On December 20, 2021, a 30-second teaser video and the official poster of the film were released. The poster image was taken from the 2021 JO1 Live "Open the Door" and only features 10 members of JO1, due to Sukai Kinjo whose activities had been suspended after diagnosed with adjustment disorder in October that year. On February 11, 2022, the official trailer for the film was released, featuring the theme song "Toberu Kara" (飛べるから, I Can Fly). The film was premiered in 101 theaters nationwide on March 11, 2022, with a new theatrical poster featuring all 11 members of JO1. To promote the film, a stage greeting was held at Toho Cinemas Shinjuku, Tokyo on March 12, 2022, with JO1 and director Tetsurō Inagaki in attendance. The event was live-screened at 101 theaters and watched by around 40,000 fans nationwide.

To celebrate the third anniversary of JO1 on December 11, 2022, JO1 the Movie: Unfinished - Go to the Top was re-screened at 99 movie theaters in Japan. The movie was also screened under the English title JO1 the Movie - Go to the Top with multilingual subtitles in four countries: the United States, France, Indonesia, and Thailand. After the screening, JO1 members appeared at Toho Cinemas Roppongi to greet the audience, live-screened to all theaters mentioned previously except the United States and France.

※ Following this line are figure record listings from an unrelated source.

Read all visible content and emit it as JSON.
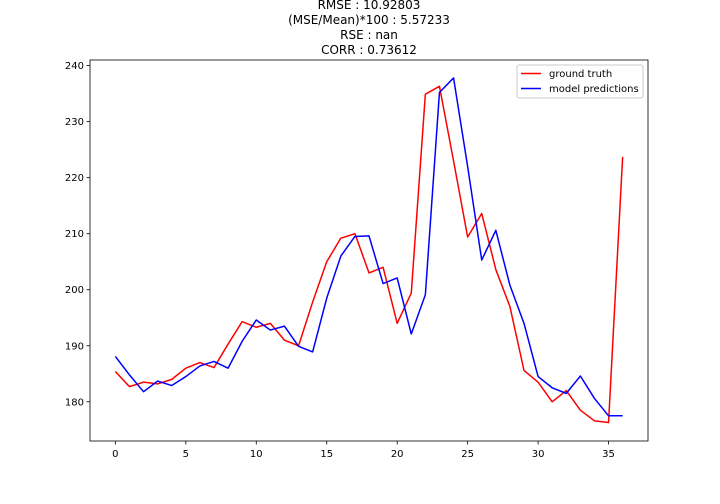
{
  "chart_data": {
    "type": "line",
    "title_lines": [
      "RMSE : 10.92803",
      "(MSE/Mean)*100 : 5.57233",
      "RSE : nan",
      "CORR : 0.73612"
    ],
    "xlabel": "",
    "ylabel": "",
    "xlim": [
      -1.8,
      37.8
    ],
    "ylim": [
      173.0,
      241.0
    ],
    "x_ticks": [
      0,
      5,
      10,
      15,
      20,
      25,
      30,
      35
    ],
    "y_ticks": [
      180,
      190,
      200,
      210,
      220,
      230,
      240
    ],
    "grid": false,
    "legend_position": "top-right",
    "x": [
      0,
      1,
      2,
      3,
      4,
      5,
      6,
      7,
      8,
      9,
      10,
      11,
      12,
      13,
      14,
      15,
      16,
      17,
      18,
      19,
      20,
      21,
      22,
      23,
      24,
      25,
      26,
      27,
      28,
      29,
      30,
      31,
      32,
      33,
      34,
      35,
      36
    ],
    "series": [
      {
        "name": "ground truth",
        "color": "#ff0000",
        "values": [
          185.4,
          182.7,
          183.5,
          183.2,
          184.0,
          186.0,
          187.0,
          186.1,
          190.3,
          194.3,
          193.3,
          194.0,
          191.0,
          190.0,
          197.8,
          205.0,
          209.2,
          210.0,
          203.0,
          204.0,
          194.0,
          199.4,
          234.9,
          236.3,
          223.0,
          209.4,
          213.6,
          203.6,
          197.0,
          185.6,
          183.5,
          180.0,
          182.0,
          178.5,
          176.6,
          176.3,
          223.7
        ]
      },
      {
        "name": "model predictions",
        "color": "#0000ff",
        "values": [
          188.1,
          184.8,
          181.8,
          183.7,
          182.9,
          184.5,
          186.4,
          187.2,
          186.0,
          190.8,
          194.6,
          192.8,
          193.5,
          189.9,
          188.9,
          198.5,
          206.0,
          209.5,
          209.6,
          201.1,
          202.1,
          192.1,
          199.1,
          235.2,
          237.8,
          222.0,
          205.3,
          210.6,
          200.8,
          194.0,
          184.5,
          182.5,
          181.5,
          184.6,
          180.6,
          177.5,
          177.5
        ]
      }
    ]
  }
}
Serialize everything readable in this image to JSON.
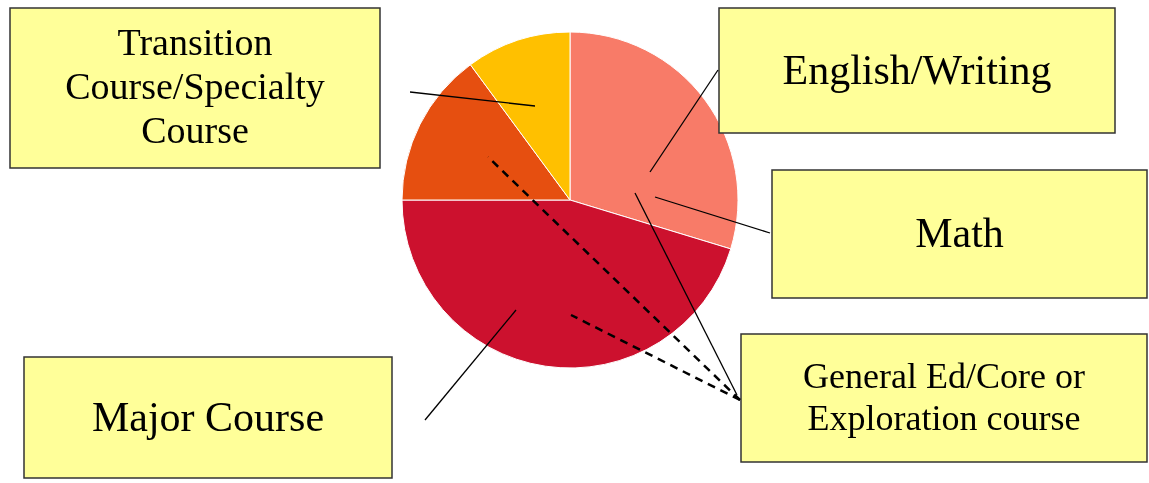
{
  "chart_data": {
    "type": "pie",
    "categories": [
      null,
      null,
      null,
      null
    ],
    "values": [
      29.7,
      45.3,
      14.9,
      10.1
    ],
    "colors": [
      "#f87b68",
      "#cc112e",
      "#e64f10",
      "#ffc000"
    ],
    "annotations": [
      "Transition Course/Specialty Course",
      "English/Writing",
      "Math",
      "General Ed/Core or Exploration course",
      "Major Course"
    ]
  }
}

The film will be released on Amazon Prime Video starting October 20, 2023.

===Music===
Theme song "Toberu Kara" was released on March 4, 2022, with its music video featuring scenes from the film was released the next day. The song peaked at number 42 on the Billboard Japan Hot 100.

=== Home release ===
JO1 the Movie: Unfinished - Go to the Top was released for digital download on Amazon Prime Video, iTunes, Google Play, YouTube and Hikari TV on November 12, 2022. A Blu-ray and DVD physical release was scheduled for January 12, 2023, with 12-minute bonus content and English subtitle for the group's official fan club members only.

==Reception==
===Box office===
The documentary entered the box office at number eight on its opening weekend. It eventually ranked ninth on the weekly ranking.

===Critical response===
Entertainment writer Akiko Shin of QJWeb stated that JO1 the Movie: Unfinished - Go to the Top was easy to understand for those who were not existing fans of JO1, and wrote "The film could have been portrayed as a tearful coming-of-age story of dreaming youths. However, the director, Tetsurō Inagaki, has created a positive story with no lies, and we can feel his love for this film." She further stated that "The film looks back on JO1's history without omission, showing changes in their performance and facial expressions, and also reveling the high quality of their musicality. The sound, realism, and intensity of this film are also part of its charm." In addition, the movie ranked second on the review aggregator Filmarks' Mid-Year Satisfaction Ranking for movies distributed in Japan with reviews ranging from 500 to 9,999.